Urla e schiamazzi del conḍmino contro i cani del vicino che abbaiano costituiscono disturbo del riposo e delle occupazioni delle persone
Il vicino che, infastidito dall’abbaiare dei cani, inizi di notte, ad urlare, fischiare e/o schiamazzare allo scopo di zittirli, se supera il limite della normale tollerabilità, si rende responsabile di disturbo del riposo delle persone.
La condotta di chi, anche se sia infastidito e si trovi in una situazione di esasperazione, ad esempio causata dal ripetuto abbaiare di cani, al fine di farli smettere, inizi ad urlare e fischiare o schiamazzare integra gli estremi della fattispecie di cui all’art. 659 c.p.

Il disturbo delle occupazioni o del riposo delle persone può, infatti, essere commesso da chiunque, mediante schiamazzi o rumori, o abusando di strumenti sonori o di segnalazioni acustiche, disturbi l’occupazione o il riposo altrui.

Si tratta di un reato di pericolo concreto, essendo sufficiente, perché esso si configuri, l’idoneità potenziale delle urla, dei fischi o degli schiamazzi, a prescindere dal fatto che le persone siano state effettivamente disturbate.

In altri termini, il giudice di merito sarà tenuto a valutare in concreto l’idoneità del fatto a porre in pericolo il bene giuridicamente protetto dalla norma, peraltro avuto riguardo ad un numero potenzialmente illimitato di persone.

La legge mira, quindi, a tutelare la quiete pubblica, intesa come interesse dello Stato a salvaguardare l’ordine pubblico e la tranquillità collettiva, garantendola agli individui come condizione psicologica, perseguendo l’interesse a che non vi siano molestie o turbamenti nel corpo sociale.

Al fine di ritenere sussistente la fattispecie, il giudice di merito dovrà considerare determinati dati fattuali, tra cui l’ubicazione della fonte sonora (se in luogo densamente abitato o isolato) l’emissione ripetuta del rumore, o, al contrario, solo sporadica o occasionale.
Si richiede inoltre che l’idoneità venga verificata concretamente (Corte di Cassazione, sent. n. 246/2008). A tal fine, rileverà, ad esempio, il fatto che i rumori siano di particolare intensità, che vengano posti in essere in una determinata fascia oraria, magari notturna, che siano prolungati o ripetuti nel tempo, che vi siano grida scomposte o clamorose definibili alla stregua di schiamazzi.

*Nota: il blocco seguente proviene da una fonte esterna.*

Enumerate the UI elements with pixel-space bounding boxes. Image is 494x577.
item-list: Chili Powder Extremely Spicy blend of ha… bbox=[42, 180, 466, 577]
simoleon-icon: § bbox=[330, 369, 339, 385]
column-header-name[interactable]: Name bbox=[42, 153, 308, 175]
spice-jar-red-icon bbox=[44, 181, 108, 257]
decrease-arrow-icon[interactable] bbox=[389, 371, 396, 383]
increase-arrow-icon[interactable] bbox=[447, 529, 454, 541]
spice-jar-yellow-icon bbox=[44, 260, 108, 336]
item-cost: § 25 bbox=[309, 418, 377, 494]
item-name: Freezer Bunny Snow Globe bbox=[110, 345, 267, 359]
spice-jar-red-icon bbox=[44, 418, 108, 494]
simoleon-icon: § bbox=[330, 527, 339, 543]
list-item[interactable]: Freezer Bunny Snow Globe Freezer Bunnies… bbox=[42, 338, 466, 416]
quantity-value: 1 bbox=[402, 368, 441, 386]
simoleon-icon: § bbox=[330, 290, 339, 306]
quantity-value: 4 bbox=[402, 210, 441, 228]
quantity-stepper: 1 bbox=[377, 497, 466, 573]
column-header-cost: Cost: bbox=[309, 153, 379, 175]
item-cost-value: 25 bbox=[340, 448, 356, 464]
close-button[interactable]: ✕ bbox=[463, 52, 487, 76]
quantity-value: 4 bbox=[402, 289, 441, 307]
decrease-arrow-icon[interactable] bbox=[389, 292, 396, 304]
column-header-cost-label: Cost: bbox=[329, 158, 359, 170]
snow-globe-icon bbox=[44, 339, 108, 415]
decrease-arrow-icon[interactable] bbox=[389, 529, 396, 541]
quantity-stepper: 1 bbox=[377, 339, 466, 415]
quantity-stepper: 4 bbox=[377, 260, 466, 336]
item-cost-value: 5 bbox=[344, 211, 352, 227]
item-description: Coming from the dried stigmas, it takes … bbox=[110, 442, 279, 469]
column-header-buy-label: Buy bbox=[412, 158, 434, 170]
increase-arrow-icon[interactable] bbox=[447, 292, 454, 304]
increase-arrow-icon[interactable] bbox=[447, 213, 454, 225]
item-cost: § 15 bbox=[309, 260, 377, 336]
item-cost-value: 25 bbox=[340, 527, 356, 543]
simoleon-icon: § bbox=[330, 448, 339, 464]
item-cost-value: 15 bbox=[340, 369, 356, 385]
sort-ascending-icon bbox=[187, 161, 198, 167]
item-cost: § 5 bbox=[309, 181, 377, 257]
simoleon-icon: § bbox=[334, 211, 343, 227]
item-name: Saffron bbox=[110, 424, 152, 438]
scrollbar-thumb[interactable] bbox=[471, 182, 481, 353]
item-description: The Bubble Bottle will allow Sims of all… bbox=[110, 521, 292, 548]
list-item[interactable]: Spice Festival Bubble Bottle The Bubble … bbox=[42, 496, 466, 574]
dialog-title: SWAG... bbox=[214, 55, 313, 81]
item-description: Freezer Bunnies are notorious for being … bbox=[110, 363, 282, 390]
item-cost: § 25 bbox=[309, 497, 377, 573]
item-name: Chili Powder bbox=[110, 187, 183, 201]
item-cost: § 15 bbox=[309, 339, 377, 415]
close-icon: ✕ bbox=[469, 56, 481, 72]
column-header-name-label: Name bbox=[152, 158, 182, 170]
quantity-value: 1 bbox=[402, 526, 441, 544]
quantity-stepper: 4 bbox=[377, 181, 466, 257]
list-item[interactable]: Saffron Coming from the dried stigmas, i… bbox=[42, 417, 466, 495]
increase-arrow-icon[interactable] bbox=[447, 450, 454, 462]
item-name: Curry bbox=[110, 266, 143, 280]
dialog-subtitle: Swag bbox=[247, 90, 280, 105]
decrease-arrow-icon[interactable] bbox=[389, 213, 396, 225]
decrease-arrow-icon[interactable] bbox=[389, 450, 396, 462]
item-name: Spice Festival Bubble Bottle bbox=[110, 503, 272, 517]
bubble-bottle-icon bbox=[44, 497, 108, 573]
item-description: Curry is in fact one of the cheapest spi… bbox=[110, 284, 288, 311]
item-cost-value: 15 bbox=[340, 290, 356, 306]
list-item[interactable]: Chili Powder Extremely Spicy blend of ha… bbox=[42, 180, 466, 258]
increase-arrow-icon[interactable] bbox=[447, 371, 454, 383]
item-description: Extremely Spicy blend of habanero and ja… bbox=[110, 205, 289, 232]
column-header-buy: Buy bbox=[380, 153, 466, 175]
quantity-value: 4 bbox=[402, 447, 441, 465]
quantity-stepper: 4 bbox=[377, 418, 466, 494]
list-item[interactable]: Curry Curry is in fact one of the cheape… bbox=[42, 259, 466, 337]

Sulla scorta di quanto di recente precisato dalla giurisprudenza (Corte di Cassazione, sent. n. 47719/2018), sarà necessario tenere conto delle circostanze di tempo e di luogo e fare riferimento alla sensibilità media di un certo gruppo sociale, allo scopo di verificare se, in concreto, possa considerarsi superata la soglia della normale tollerabilità.

Esiste, del resto, un minimo di tolleranza ai rumori, tale per cui non si potrà ritenere sussistente questa contravvenzione nel caso di meri fastidi non particolarmente significativi.

Peraltro, è richiesto che sia turbata la quiete di un numero indeterminato di persone, non già di una ridotta quantità di soggetti o del singolo.

Il fatto che le grida o i rumori siano avvenuti di notte costituisce solo uno di criteri per valutare se sia superata la soglia di tollerabilità e sia stato arrecato fastidio a una pluralità indistinta di persone, non indicando la legge nazionale orari specifici, per cui se si riscontra una particolare intensità o ripetitività dei suoni, si può configurare comunque un disturbo alla pubblica quiete, a prescindere dall’orario di verificazione del fatto.

Non rileva, quale giustificazione, che la persona che abbia posto in essere tale condotta fosse eventualmente esasperata, irritata o altro, in quanto la giurisprudenza considera, in un bilanciamento di interessi - tra quello individuale del soggetto a non essere infastidito e quello della collettività al riposo e alla quiete - prevalente quest’ultimo che, peraltro, riveste carattere pubblicistico.

In altri termini, le grida poste in essere con determinate modalità, rilevano, costituendo un comportamento che ben può essere passibile di ammenda in base a quanto normativamente previsto e al consolidato orientamento espresso in materia dalla Corte di Cassazione.